Une couple de barques longeaient le quai pour prendre les retardataires qui avaient passé en ville les dernières heures. On voyait voguer également quelques autres canots sur le fleuve. Chacun d'eux avait un drapeau belge au gouvernail, et ceux qui le montaient envoyaient leurs adieux à la ville d'Anvers et à l'Europe, et faisaient un tel vacarme en entrant et en battant des mains, qu'ils avaient l'air de gens ivres ou fous.

En ce moment, trois personnes, un bourgeois avec ses deux fils, sortirent en hâte d'une rue aboutissant au quai et se dirigèrent vers le lieu où se trouvaient les barques.

—Vois, vois, mon père, dit l'aîné des deux jeunes gens, voilà le
Jonas
qui attend avec impatience.

—Que Dieu le protège! dit en soupirant le vieux bourgeois.

—Mais allez-vous vous attrister maintenant, mon père? dit le jeune homme en riant. Que sont deux années dans la vie d'un homme? J'en ai usé au moins six devant un stupide pupitre. Pas d'inquiétude! au contraire, soyez content et ayez confiance. Je reviendrai avec des monceaux d'or, avec des trésors, et ce sera mon orgueil d'avoir procuré à mon père et à mon frère une vie douce et paisible. Ainsi, ne soyez pas inquiet: vous n'aurez jamais de raisons de regretter ce voyage… Mais où reste donc Victor? Aurait-il mal aux jambes, maintenant que l'heure décisive est arrivée?

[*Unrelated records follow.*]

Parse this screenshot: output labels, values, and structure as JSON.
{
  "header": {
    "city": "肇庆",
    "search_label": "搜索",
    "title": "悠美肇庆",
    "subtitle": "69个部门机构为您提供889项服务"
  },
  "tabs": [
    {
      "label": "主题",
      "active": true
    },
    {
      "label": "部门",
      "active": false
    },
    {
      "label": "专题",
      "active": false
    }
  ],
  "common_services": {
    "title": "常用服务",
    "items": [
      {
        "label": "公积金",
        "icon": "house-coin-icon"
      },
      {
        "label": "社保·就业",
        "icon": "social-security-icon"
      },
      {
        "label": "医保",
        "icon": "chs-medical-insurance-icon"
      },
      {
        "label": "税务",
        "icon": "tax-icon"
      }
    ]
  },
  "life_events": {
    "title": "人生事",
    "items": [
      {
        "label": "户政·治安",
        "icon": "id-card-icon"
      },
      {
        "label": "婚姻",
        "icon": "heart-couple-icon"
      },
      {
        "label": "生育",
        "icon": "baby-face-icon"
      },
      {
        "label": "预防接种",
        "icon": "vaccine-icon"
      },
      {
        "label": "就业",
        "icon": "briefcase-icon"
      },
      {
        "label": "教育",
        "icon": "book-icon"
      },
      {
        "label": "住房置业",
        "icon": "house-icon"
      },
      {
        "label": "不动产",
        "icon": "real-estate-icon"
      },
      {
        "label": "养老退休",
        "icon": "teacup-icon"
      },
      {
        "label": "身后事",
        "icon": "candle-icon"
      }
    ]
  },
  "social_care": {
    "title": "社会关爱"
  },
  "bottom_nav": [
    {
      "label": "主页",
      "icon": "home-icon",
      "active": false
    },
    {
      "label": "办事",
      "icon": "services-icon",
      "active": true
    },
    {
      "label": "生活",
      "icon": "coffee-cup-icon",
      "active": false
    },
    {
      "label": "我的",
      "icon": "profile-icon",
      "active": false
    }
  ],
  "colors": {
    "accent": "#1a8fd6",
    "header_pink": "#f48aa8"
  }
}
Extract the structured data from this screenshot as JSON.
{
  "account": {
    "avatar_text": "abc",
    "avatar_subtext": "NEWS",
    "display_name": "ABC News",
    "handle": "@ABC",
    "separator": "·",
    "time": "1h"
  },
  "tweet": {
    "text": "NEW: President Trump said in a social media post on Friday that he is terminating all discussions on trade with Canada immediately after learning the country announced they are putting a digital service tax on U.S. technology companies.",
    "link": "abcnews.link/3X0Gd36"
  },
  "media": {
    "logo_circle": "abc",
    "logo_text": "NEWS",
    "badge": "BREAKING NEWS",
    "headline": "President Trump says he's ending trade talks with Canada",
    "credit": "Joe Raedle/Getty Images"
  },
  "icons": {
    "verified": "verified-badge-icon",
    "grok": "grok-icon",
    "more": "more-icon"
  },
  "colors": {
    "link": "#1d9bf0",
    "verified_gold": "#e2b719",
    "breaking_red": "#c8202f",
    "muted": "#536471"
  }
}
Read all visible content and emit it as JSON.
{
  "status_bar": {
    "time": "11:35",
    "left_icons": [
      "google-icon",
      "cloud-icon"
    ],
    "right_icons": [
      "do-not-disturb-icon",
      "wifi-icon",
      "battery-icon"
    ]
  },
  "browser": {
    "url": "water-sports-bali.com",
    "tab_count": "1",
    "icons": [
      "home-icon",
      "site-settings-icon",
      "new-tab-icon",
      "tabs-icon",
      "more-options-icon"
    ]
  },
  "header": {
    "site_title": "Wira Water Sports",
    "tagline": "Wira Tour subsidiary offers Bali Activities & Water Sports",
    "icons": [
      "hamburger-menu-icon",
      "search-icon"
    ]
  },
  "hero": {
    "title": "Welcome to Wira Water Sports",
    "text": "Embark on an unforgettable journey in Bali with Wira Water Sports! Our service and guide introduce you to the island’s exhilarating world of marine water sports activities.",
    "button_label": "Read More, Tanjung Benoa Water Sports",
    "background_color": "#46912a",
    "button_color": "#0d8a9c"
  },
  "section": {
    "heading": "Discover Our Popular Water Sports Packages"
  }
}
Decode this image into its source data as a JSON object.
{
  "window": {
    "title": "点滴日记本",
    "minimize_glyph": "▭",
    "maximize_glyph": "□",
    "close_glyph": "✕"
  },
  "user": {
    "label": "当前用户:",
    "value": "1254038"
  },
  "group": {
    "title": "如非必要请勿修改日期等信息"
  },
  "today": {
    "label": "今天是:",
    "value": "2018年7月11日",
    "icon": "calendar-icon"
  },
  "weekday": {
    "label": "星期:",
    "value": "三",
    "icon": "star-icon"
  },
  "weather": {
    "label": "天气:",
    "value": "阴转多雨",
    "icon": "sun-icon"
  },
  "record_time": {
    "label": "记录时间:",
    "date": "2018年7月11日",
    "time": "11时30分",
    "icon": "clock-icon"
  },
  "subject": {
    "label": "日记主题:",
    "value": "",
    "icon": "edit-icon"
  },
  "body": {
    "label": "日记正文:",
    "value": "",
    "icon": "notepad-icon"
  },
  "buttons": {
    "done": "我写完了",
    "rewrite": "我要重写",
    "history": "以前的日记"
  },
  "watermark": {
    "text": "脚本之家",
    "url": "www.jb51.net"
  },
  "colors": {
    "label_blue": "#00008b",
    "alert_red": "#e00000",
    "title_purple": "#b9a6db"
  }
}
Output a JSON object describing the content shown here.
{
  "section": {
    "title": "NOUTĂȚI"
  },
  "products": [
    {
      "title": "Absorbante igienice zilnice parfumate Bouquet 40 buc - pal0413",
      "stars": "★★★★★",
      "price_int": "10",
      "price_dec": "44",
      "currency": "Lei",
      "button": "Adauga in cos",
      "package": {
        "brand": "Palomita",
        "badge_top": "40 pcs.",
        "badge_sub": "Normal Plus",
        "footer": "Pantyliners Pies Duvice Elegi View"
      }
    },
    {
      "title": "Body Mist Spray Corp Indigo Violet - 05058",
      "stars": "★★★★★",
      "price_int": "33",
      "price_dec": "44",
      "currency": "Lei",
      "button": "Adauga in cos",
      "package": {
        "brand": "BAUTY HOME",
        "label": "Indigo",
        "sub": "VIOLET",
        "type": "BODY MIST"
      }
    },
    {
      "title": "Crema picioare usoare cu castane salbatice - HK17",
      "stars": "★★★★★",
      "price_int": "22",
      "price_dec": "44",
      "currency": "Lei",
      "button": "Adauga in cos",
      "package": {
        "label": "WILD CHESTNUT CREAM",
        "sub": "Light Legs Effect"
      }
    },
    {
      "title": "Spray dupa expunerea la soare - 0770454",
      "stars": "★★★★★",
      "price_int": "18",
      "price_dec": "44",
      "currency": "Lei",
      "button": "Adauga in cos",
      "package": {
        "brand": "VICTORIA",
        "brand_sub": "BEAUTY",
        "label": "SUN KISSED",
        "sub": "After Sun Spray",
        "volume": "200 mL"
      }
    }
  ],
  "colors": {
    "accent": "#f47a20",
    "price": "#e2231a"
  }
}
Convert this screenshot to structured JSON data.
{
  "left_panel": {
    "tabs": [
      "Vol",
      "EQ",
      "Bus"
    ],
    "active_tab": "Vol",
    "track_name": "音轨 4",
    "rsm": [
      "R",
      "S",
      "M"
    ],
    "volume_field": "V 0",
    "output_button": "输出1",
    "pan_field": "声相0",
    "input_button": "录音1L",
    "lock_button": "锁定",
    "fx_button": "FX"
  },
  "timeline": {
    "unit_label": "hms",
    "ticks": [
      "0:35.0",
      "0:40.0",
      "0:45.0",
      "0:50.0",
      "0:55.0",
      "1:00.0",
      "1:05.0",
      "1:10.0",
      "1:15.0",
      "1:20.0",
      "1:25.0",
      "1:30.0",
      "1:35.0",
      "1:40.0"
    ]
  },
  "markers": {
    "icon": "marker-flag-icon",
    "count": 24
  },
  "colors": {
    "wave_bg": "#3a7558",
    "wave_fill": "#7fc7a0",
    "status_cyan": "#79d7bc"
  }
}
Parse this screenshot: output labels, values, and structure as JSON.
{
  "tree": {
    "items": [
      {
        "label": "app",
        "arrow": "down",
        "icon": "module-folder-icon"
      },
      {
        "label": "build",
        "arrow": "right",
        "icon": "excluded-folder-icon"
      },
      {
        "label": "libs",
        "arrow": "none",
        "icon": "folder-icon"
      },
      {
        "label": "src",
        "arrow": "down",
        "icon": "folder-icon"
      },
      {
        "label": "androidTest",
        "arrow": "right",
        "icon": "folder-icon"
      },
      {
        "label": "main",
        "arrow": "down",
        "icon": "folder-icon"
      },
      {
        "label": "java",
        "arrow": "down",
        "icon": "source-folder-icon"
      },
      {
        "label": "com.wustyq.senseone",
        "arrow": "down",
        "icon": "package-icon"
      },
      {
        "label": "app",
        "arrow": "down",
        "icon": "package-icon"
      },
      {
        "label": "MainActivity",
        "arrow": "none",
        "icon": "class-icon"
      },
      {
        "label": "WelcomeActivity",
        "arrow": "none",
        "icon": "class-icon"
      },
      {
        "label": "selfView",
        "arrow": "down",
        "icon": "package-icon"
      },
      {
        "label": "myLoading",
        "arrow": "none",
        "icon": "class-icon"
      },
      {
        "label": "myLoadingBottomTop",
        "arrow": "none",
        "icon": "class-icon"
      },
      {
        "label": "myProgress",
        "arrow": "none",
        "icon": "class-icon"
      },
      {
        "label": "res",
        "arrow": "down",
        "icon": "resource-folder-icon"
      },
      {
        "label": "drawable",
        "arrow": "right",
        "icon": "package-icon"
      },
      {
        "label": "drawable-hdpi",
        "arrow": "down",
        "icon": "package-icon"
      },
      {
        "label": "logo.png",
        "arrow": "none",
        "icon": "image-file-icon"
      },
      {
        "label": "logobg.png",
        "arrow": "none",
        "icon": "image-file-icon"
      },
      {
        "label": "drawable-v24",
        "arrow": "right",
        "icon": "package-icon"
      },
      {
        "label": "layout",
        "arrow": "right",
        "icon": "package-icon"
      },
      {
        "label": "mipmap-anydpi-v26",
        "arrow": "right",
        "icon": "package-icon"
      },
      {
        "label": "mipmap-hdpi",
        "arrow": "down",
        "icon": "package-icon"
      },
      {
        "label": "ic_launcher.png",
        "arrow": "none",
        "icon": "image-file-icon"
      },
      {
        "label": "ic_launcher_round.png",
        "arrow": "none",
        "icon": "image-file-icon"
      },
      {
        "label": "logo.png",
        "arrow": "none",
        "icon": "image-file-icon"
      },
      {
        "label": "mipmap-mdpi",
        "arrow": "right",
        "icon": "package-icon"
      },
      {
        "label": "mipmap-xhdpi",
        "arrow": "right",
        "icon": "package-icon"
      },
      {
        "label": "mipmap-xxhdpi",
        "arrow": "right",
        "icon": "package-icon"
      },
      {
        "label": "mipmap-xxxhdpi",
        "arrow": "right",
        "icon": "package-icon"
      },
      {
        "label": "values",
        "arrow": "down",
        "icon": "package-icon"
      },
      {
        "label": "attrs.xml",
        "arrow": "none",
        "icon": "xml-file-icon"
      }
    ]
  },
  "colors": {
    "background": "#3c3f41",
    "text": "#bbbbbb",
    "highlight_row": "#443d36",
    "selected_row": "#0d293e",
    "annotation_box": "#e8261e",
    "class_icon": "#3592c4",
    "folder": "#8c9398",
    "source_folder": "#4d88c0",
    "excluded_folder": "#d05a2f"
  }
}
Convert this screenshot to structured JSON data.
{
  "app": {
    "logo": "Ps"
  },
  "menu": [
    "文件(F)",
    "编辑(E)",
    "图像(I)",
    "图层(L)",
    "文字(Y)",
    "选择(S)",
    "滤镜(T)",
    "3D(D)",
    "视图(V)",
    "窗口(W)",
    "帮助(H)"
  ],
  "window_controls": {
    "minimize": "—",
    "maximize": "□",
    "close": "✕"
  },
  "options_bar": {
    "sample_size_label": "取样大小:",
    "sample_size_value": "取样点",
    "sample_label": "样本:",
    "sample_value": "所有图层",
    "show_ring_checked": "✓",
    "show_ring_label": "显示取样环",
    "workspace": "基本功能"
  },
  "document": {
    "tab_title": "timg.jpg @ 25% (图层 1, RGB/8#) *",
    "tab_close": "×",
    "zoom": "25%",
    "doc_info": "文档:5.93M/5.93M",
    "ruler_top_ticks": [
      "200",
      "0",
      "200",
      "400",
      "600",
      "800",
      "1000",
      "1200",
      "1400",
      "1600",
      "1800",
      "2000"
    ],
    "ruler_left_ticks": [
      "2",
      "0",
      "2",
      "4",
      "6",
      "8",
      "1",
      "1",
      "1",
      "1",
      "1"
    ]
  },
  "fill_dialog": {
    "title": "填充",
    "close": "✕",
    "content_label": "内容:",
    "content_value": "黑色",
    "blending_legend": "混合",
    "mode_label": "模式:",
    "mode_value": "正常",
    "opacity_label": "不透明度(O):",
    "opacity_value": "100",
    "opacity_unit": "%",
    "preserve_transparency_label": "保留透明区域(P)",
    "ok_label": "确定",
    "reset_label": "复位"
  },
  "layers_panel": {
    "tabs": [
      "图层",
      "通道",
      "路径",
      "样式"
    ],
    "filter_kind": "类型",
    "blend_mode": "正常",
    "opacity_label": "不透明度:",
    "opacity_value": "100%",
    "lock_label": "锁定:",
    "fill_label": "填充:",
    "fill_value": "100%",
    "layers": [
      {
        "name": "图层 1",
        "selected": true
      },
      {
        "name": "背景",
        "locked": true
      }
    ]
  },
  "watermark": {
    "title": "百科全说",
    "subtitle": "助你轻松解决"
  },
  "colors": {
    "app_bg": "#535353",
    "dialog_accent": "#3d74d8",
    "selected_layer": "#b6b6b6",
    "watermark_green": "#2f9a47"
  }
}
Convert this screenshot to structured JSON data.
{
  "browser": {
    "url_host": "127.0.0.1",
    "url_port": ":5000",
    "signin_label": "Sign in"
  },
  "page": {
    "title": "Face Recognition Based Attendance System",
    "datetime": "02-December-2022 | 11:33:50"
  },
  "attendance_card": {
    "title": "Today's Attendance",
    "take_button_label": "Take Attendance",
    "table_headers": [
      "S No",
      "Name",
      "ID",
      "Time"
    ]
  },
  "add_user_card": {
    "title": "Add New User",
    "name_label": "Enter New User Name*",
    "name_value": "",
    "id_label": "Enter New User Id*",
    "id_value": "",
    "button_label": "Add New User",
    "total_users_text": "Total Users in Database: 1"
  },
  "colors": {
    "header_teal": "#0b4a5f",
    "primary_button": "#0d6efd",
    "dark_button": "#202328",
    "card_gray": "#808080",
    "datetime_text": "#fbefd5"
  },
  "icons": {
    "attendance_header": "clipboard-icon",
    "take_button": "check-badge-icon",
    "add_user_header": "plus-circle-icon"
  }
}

—Sa mère et lui ont tant de choses à se dire! murmura le vieux bourgeois.

—Vois, Jean, ils viennent là-bas, remarqua le frère. Cette pauvre Lucie Morrelo, elle marche la tête haute et paraît contente; mais la servante du capitaine m'a dit que, depuis huit jours, elle ne fait que pleurer lorsqu'elle est seule.

—Tant mieux, mon frère.

—Comment cela?

—Certainement, c'est une preuve qu'elle aime sincèrement mon ami
Victor. Cela me réjouit pour lui.

Les personnes dont l'arrivée avait été annoncée par le frère de Jean se montrèrent bientôt au coin de la rue. C'était une dame déjà vieille, qui marchait en parlant à côté d'un jeune homme et lui pressait la main avec une tendresse inquiète, pendant que lui dirigeait vers le Jonas, pavoisé comme aux jours de fête, des yeux où brillait une joyeuse excitation.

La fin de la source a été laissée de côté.